I'm trying to follow this tutorial for programming with xlib http://tronche.com/gui/x/xlib/

this is the code i've written so far

  display = XOpenDisplay(NULL);
  screen  = XDefaultScreen(display);
  width   = 640;
  height  = 480;

  XLockDisplay(display);
  fullscreen = 0;
  window[0] = XCreateSimpleWindow(display, XDefaultRootWindow(display),
                                  0, 0, width, height, 0, 0, 0);
  window[1] = XCreateSimpleWindow(display, XDefaultRootWindow(display),
                                  0, 0, width, height, 0, 0, 0);

however i don't understand this: on a system with two X11 servers (two gpus) without xinerama, if i want that window[0] goes to the first xserver and the second xserver, what functions should i call? I think i'm confused about display, screen, window....

thanks for any help

The nesting is as follows:

  • X server (also known as a display) is the thing you talk to with the X11 protocol. An XID (such as a window ID, GC ID, pixmap ID, etc.) will be unique within a display. Traditionally a display has one keyboard and one mouse, though it's more complex these days.

  • an X screen corresponds 1-to-1 with a Root Window. A root window is a window with no parent (root of the window tree). All non-root windows are children (or children of children, etc.) of the root window.

  • a window is a rectangular area within a screen. Windows are arranged in a hierarchical tree, where parent windows clip their children (child windows can be located entirely or partially outside the extents of the parent, but only the part inside the parent is visible). ("Rectangular" is a slight lie, you can really apply a shape mask, but forget it for now.)

  • a physical monitor may or may not correspond to a screen. TwinView and Xinerama are names for features that extend one screen across two or more monitors. Each monitor can be its own screen or can be a part of a multi-monitor screen.

Traditionally, windows cannot be moved to a different screen, because screens could have different hardware properties (such as different bit depths). With TwinView or Xinerama you can move windows around among monitors, with screen-per-monitor you can't. All screens on a display share the same input devices though (mouse and keyboard).

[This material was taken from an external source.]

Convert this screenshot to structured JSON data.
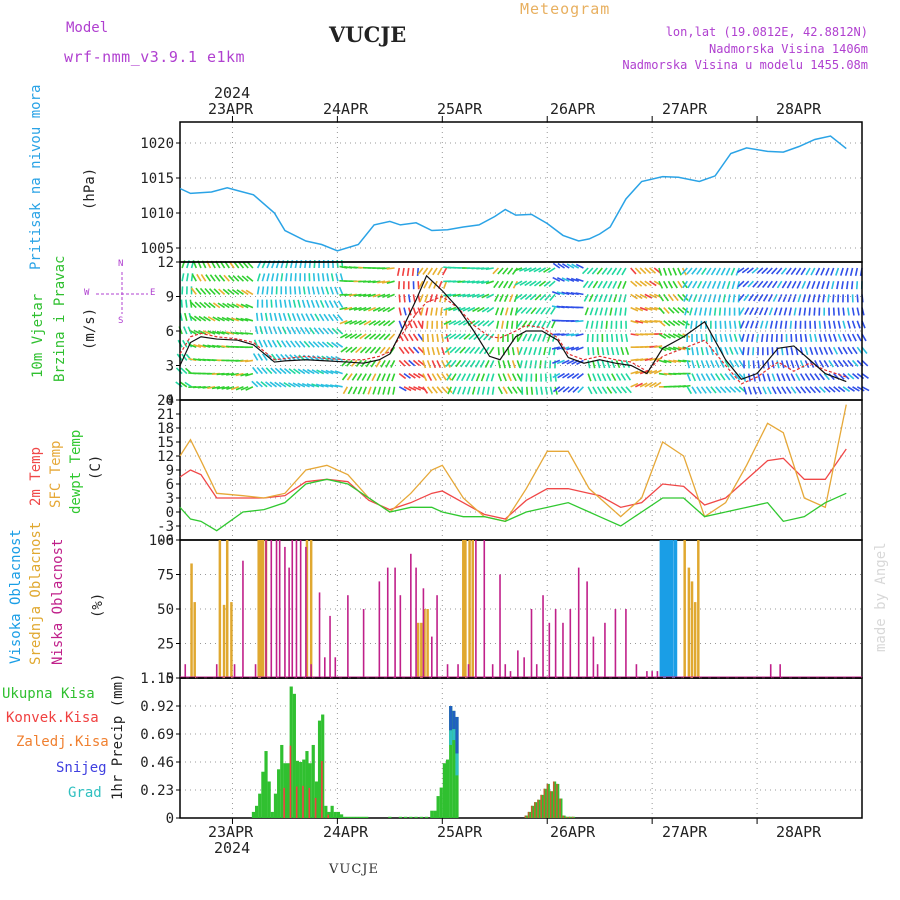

If they are indeed two different X servers (see Havoc's explanation for that), then you would need to do something like:

Display displays[2];

displays[0] = XOpenDisplay(":0.0");
displays[1] = XOpenDisplay(":1.0");

[...]

window[0] = XCreateSimpleWindow(displays[0], XDefaultRootWindow(displays[0]),
                                0, 0, width, height, 0, 0, 0);
window[1] = XCreateSimpleWindow(displays[1], XDefaultRootWindow(displays[1]),
                                0, 0, width, height, 0, 0, 0);

If they're different X screens on the same X server, then the displays would be :0.0 and :0.1 instead. (And that's all assuming the simplest case of just those X servers, without additional X servers on other VT's or virtual X servers like Xvfb, Xnest, or Xephyr.)

Of course, any serious GUI programming would be done with a toolkit such as GTK+ or Qt, not raw Xlib calls.

Above the given answers, take a look on DMX (distributed multihead) which allows one to combine multiple X servers/screens into one large screen, served by a separate X server that dispatches the commands to its slave servers.